Volgens door de huisarts van [appellant] ingevulde verklaringen getiteld
“Arbeitsunfähig-keitsbescheinigung”bestemd voor de
“Krankenkasse”was [appellant] op 1 oktober 2012, 19 oktober 2012, 22 oktober 2012 en op 2 november 2012
“arbeitsunfähig”.
In een “
Ärtztliche Bescheiniging”van 2 november 2012 heeft de huisarts van [appellant] het volgende verklaard:
“(…) Patient is momentan unter gar keinen Umständen in der Lage, Arbeit zu verrichten bei denen schweres Heben/Tragen notwendig ist. (...).”
Op 6 december 2012 heeft [appellant] een deskundigenoordeel bij het UWV aangevraagd over de vraag:
“Is het werk dat ik moet of wil doen passend voor mij?”
Bij brief van 8 januari 2013 heeft het UWV aan [appellant] laten weten dat zij geen deskundigenoordeel kon geven omdat [appellant] niet kon concretiseren wat het passende werk inhield.
Bij e-mailbericht van 11 januari 2013 heeft mr. Leysen namens [appellant] (onder meer) een beroep gedaan op de nietigheid van het ontslag op staande voet wegens het ontbreken van de toestemming daartoe van de zijde van het UWV.

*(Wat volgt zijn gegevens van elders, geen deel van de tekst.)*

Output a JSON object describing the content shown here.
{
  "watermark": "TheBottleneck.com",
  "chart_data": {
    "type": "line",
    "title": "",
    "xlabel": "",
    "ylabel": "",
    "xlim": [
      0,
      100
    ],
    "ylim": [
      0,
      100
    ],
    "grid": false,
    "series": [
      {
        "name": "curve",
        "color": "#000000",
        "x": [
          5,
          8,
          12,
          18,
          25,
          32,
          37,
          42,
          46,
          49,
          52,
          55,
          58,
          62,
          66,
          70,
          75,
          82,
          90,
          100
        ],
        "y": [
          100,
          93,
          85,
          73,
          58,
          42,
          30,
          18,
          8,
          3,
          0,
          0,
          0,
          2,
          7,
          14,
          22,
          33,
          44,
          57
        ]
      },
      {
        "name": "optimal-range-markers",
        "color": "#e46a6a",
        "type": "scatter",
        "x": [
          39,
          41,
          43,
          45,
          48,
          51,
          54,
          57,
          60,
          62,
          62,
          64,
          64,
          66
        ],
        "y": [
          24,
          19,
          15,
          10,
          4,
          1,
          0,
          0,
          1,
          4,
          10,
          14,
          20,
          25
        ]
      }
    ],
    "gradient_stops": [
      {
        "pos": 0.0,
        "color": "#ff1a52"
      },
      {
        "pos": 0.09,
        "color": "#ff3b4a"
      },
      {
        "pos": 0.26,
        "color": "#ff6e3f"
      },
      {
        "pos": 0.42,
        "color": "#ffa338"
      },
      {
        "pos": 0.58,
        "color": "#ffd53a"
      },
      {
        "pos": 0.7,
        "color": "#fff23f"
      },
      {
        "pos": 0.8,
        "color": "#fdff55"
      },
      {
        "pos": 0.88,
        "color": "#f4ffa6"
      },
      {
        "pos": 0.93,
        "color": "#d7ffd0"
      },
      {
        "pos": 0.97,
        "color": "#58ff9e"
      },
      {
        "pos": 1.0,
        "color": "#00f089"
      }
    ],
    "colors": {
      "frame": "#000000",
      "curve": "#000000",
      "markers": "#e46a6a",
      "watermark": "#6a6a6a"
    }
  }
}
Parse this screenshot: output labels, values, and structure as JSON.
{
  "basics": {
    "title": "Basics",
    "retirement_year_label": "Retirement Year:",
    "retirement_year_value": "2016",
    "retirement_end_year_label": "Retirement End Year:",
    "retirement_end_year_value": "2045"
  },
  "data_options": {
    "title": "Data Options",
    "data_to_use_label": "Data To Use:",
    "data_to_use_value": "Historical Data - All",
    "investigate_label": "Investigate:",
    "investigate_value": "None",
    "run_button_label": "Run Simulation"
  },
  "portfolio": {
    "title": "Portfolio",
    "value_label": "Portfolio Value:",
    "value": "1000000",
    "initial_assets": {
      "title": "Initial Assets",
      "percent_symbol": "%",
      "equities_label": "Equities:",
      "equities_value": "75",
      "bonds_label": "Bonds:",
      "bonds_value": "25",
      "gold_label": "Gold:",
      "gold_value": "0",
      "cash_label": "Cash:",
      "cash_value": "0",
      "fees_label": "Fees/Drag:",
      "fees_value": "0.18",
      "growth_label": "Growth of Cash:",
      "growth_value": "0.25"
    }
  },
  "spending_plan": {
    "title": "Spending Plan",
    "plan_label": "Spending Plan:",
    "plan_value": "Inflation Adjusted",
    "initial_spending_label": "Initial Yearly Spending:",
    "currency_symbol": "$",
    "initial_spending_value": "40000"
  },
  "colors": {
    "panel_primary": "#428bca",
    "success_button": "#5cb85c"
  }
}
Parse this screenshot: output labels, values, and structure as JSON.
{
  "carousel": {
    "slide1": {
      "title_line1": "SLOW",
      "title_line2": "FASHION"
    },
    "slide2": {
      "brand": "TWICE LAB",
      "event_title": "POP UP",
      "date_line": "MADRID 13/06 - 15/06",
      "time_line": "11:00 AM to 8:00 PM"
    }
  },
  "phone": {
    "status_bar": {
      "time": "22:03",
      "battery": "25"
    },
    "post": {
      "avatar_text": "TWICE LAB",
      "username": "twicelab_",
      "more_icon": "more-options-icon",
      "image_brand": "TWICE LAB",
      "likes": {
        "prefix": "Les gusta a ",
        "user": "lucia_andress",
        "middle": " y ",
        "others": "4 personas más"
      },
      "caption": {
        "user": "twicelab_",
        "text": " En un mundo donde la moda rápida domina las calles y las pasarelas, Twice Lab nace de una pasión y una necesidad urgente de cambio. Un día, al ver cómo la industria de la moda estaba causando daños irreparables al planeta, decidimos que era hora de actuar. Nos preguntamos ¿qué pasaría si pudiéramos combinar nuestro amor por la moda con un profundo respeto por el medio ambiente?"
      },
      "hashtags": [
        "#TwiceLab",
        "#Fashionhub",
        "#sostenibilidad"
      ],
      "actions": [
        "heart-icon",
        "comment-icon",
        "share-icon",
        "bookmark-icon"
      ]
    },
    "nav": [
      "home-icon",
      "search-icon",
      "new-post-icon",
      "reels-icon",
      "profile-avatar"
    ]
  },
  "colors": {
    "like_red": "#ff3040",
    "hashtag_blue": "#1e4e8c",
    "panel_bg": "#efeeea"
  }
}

In een e-mailbericht van 19 februari 2013 schreef de toenmalige advocaat van [appellant] aan [Vleesveredeling] onder meer het volgende:
“(...) Volgens mededeling van het UWV kan men geen second opinion geven over de vraag of cliënt al dan niet in staat was tot het verrichten van werkzaamheden omdat men daartoe van u een opgave benodigd van de alternatieve werkzaamheden die cliënt naar uw mening wel had kunnen verrichten.
Mitsdien verzoek ik u mij op korte termijn concreet mee te delen welke werkzaamheden cliënt – gelet op zijn beperkingen/ziekte – naar uw mening wel had kunnen verrichten. (...).”
Bij brief van 19 februari 2013 reageerde [Vleesveredeling] daarop als volgt:
“(...) Er is aan de heer [appellant], gelet op zijn beperkingen/ ziekte, steeds medegedeeld dat er passend zittend werk voorhanden was. Deze zouden bestaan uit:
Deelname aan de cursussen: 1. Voedselveiligheid.
2. Food defense
3. Terroristenbestrijding
Bovenstaande is voor de IFS- audit noodzakelijk. Deze worden ook gegeven in de Poolse taal. (Voor een vleesbedrijf belangrijke certificering.)
Het labelen van producten en verpakkingen, werkzaamheden die zittend te verrichten zijn in een niet gekoelde ruimte.
Gelet op zijn jaren lange ervaring bij ons bedrijf kan hij uitstekend zittend de kwaliteitsbewaking aan de band controleren.
Wat betreft de mededeling van het UWV over de second opinion: Ook wij hebben contact gehad met de heer van der Heijden van het UWV inzake de heer [appellant]. Er werd van ons bedrijf geen informatie meer verwacht, alleen van diegene die zich meldt bij het UWV, in dit geval de heer [appellant]. (…)”.